The Kiwi dollar is currently the tenth most traded currencies in the world.
A thousand economists wrote to G20 finance ministers meeting in Washington in April 2011 urging them to tax speculators to help the world’s poor. In a show of unity rare in the economics profession, the experts from 53 countries describe the so-called “Robin Hood tax” or Tobin Tax on transactions in financial markets as “an idea that has come of age”.Supporters range from Bill Gates to the Archbishop of Canterbury.

We support a tax on currency speculation to limit high frequency trading. This was originally called the Tobin Tax but more recently called the Robin Hood Tax or Hone Heke Tax. This places a small tax on all financial trades, raises considerable revenue and is highly effective. It has a negligible effect on real investment but will render most high-speed computerised trading unprofitable.

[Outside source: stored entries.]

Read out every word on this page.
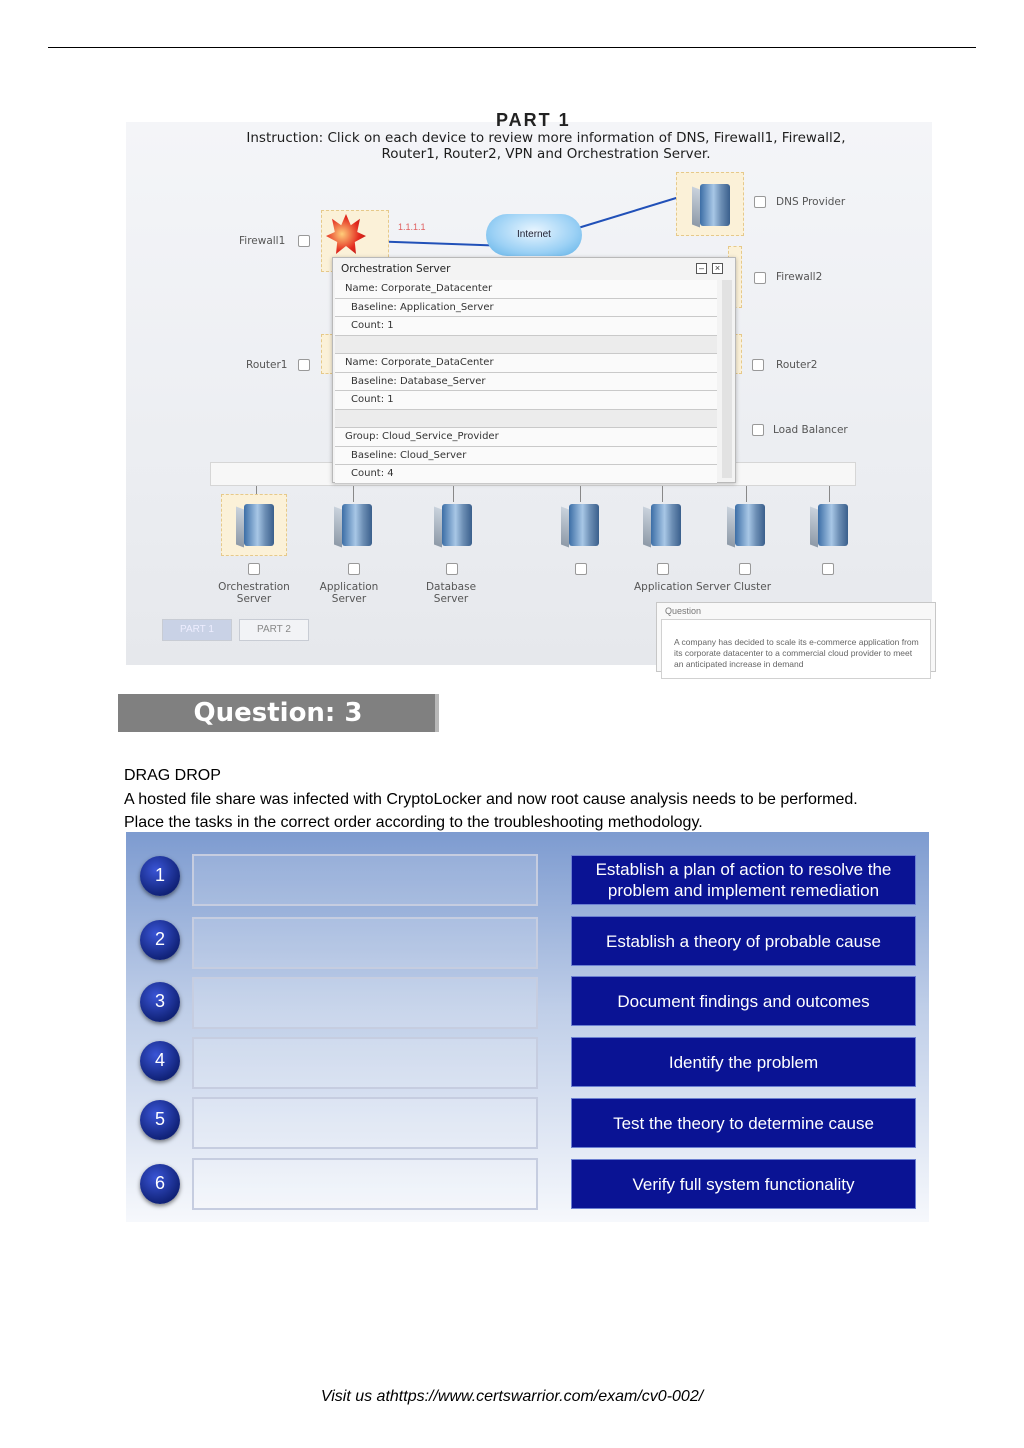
PART 1
Instruction: Click on each device to review more information of DNS, Firewall1, Firewall2, Router1, Router2, VPN and Orchestration Server.
1.1.1.1
Internet
Firewall1
DNS Provider
Firewall2
Router1	Router2
Load Balancer
Orchestration Server	–	×
Name: Corporate_Datacenter
Baseline: Application_Server
Count: 1
Name: Corporate_DataCenter
Baseline: Database_Server
Count: 1
Group: Cloud_Service_Provider
Baseline: Cloud_Server
Count: 4
Orchestration
Server
Application
Server
Database
Server
Application Server Cluster
PART 1	PART 2
Question
A company has decided to scale its e-commerce application from its corporate datacenter to a commercial cloud provider to meet an anticipated increase in demand
Question: 3
DRAG DROP
A hosted file share was infected with CryptoLocker and now root cause analysis needs to be performed.
Place the tasks in the correct order according to the troubleshooting methodology.
1
2
3
4
5
6
Establish a plan of action to resolve the problem and implement remediation
Establish a theory of probable cause
Document findings and outcomes
Identify the problem
Test the theory to determine cause
Verify full system functionality
Visit us athttps://www.certswarrior.com/exam/cv0-002/
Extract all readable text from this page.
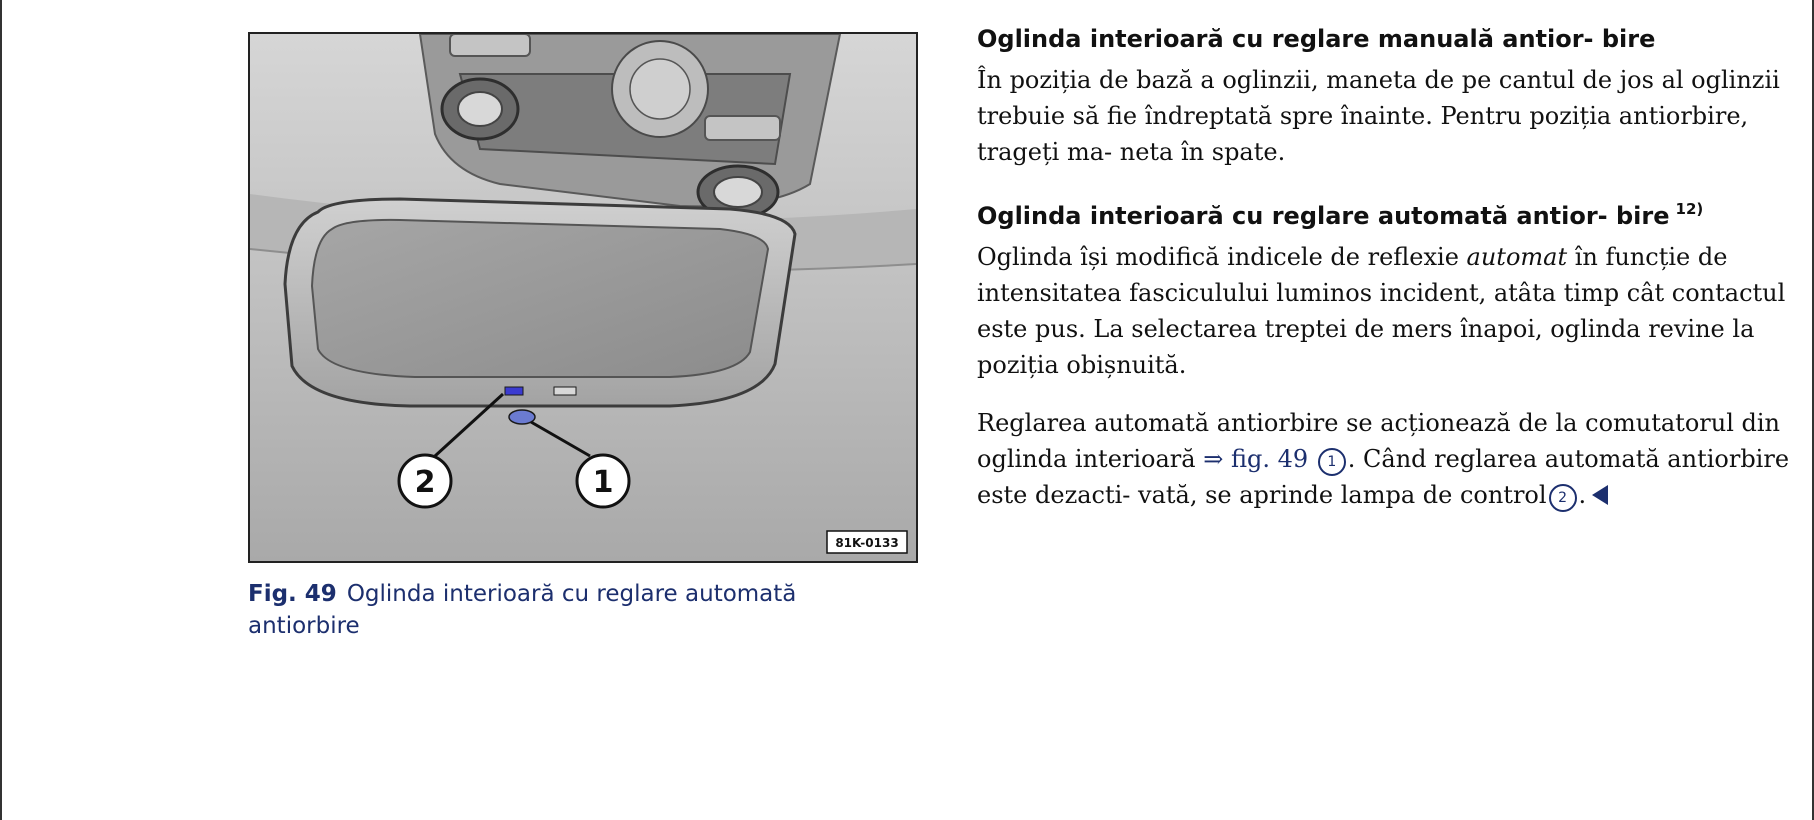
2	1
81K-0133
Fig. 49 Oglinda interioară cu reglare automată antiorbire
Oglinda interioară cu reglare manuală antior- bire

În poziția de bază a oglinzii, maneta de pe cantul de jos al oglinzii trebuie să fie îndreptată spre înainte. Pentru poziția antiorbire, trageți ma- neta în spate.

Oglinda interioară cu reglare automată antior- bire $^{12)}$

Oglinda își modifică indicele de reflexie automat în funcție de intensitatea fasciculului luminos incident, atâta timp cât contactul este pus. La selectarea treptei de mers înapoi, oglinda revine la poziția obișnuită.

Reglarea automată antiorbire se acționează de la comutatorul din oglinda interioară ⇒ fig. 49 1 . Când reglarea automată antiorbire este dezacti- vată, se aprinde lampa de control 2 .
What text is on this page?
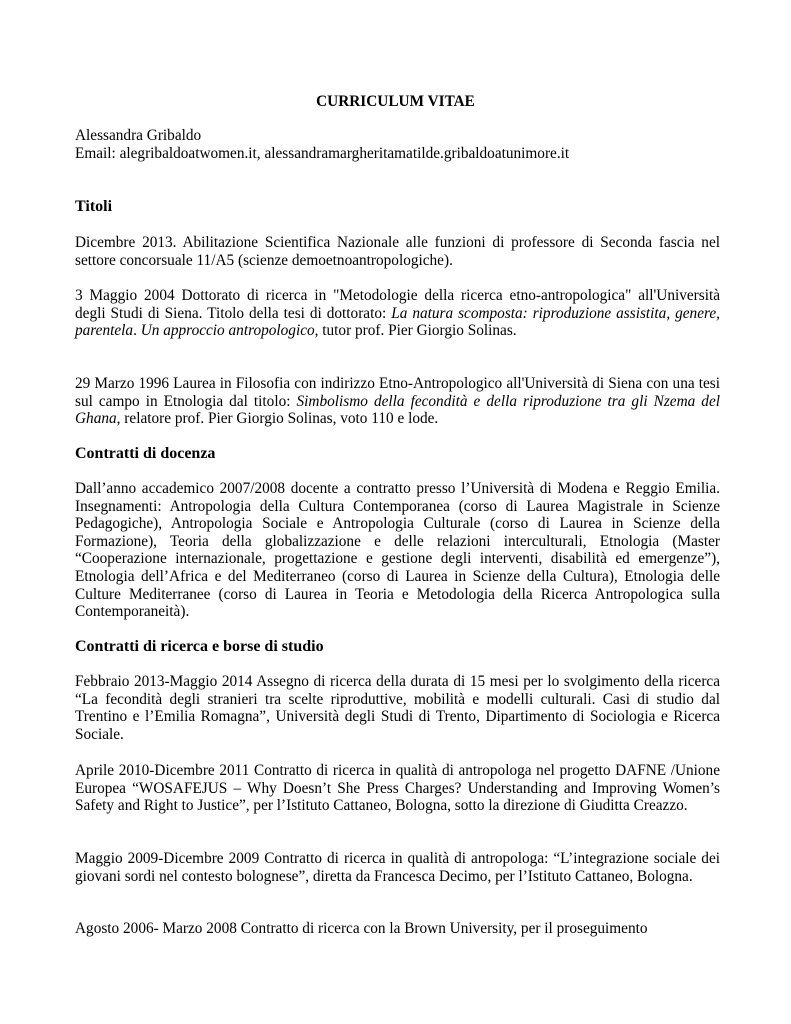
CURRICULUM VITAE

Alessandra Gribaldo

Email: alegribaldoatwomen.it, alessandramargheritamatilde.gribaldoatunimore.it

Titoli

Dicembre 2013. Abilitazione Scientifica Nazionale alle funzioni di professore di Seconda fascia nel settore concorsuale 11/A5 (scienze demoetnoantropologiche).

3 Maggio 2004 Dottorato di ricerca in "Metodologie della ricerca etno-antropologica" all'Università degli Studi di Siena. Titolo della tesi di dottorato: La natura scomposta: riproduzione assistita, genere, parentela. Un approccio antropologico, tutor prof. Pier Giorgio Solinas.

29 Marzo 1996 Laurea in Filosofia con indirizzo Etno-Antropologico all'Università di Siena con una tesi sul campo in Etnologia dal titolo: Simbolismo della fecondità e della riproduzione tra gli Nzema del Ghana, relatore prof. Pier Giorgio Solinas, voto 110 e lode.

Contratti di docenza

Dall’anno accademico 2007/2008 docente a contratto presso l’Università di Modena e Reggio Emilia. Insegnamenti: Antropologia della Cultura Contemporanea (corso di Laurea Magistrale in Scienze Pedagogiche), Antropologia Sociale e Antropologia Culturale (corso di Laurea in Scienze della Formazione), Teoria della globalizzazione e delle relazioni interculturali, Etnologia (Master “Cooperazione internazionale, progettazione e gestione degli interventi, disabilità ed emergenze”), Etnologia dell’Africa e del Mediterraneo (corso di Laurea in Scienze della Cultura), Etnologia delle Culture Mediterranee (corso di Laurea in Teoria e Metodologia della Ricerca Antropologica sulla Contemporaneità).

Contratti di ricerca e borse di studio

Febbraio 2013-Maggio 2014 Assegno di ricerca della durata di 15 mesi per lo svolgimento della ricerca “La fecondità degli stranieri tra scelte riproduttive, mobilità e modelli culturali. Casi di studio dal Trentino e l’Emilia Romagna”, Università degli Studi di Trento, Dipartimento di Sociologia e Ricerca Sociale.

Aprile 2010-Dicembre 2011 Contratto di ricerca in qualità di antropologa nel progetto DAFNE /Unione Europea “WOSAFEJUS – Why Doesn’t She Press Charges? Understanding and Improving Women’s Safety and Right to Justice”, per l’Istituto Cattaneo, Bologna, sotto la direzione di Giuditta Creazzo.

Maggio 2009-Dicembre 2009 Contratto di ricerca in qualità di antropologa: “L’integrazione sociale dei giovani sordi nel contesto bolognese”, diretta da Francesca Decimo, per l’Istituto Cattaneo, Bologna.

Agosto 2006- Marzo 2008 Contratto di ricerca con la Brown University, per il proseguimento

The current size of the derivatives market is now a mind-blowing $1.4 quadrillion.  which is 23 times the value of the world’s GDP. How big is that? If you started counting at one dollar per second, it would take 32 million years to count to one quadrillion dollars.

FTT is administered by the banks. The tax will be collected through data bank facilities on every bank transaction at point of withdrawal. The percentages rates that are being talked about internationally for Financial Transaction Taxes are very small, ranging from 1% to as low as 0.05%. We suggest putting a .01% FTT on all trades of derivatives and a 0.1% FTT on all trades of stocks and bonds.
The Robin Hood Tax is justice. The banks can afford it. The systems are in place to collect it. It won’t negatively affect ordinary members of the public, their bank accounts or their savings. It’s fair, it’s timely, and it’s possible. The feral banking economy must to be brought under control.
A Financial Transaction Tax (FTT) would be like GST for the financial sector. In NZ financial services do not currently incur GST. FTTs collected via the electronic bank settlement process would be impossible to avoid.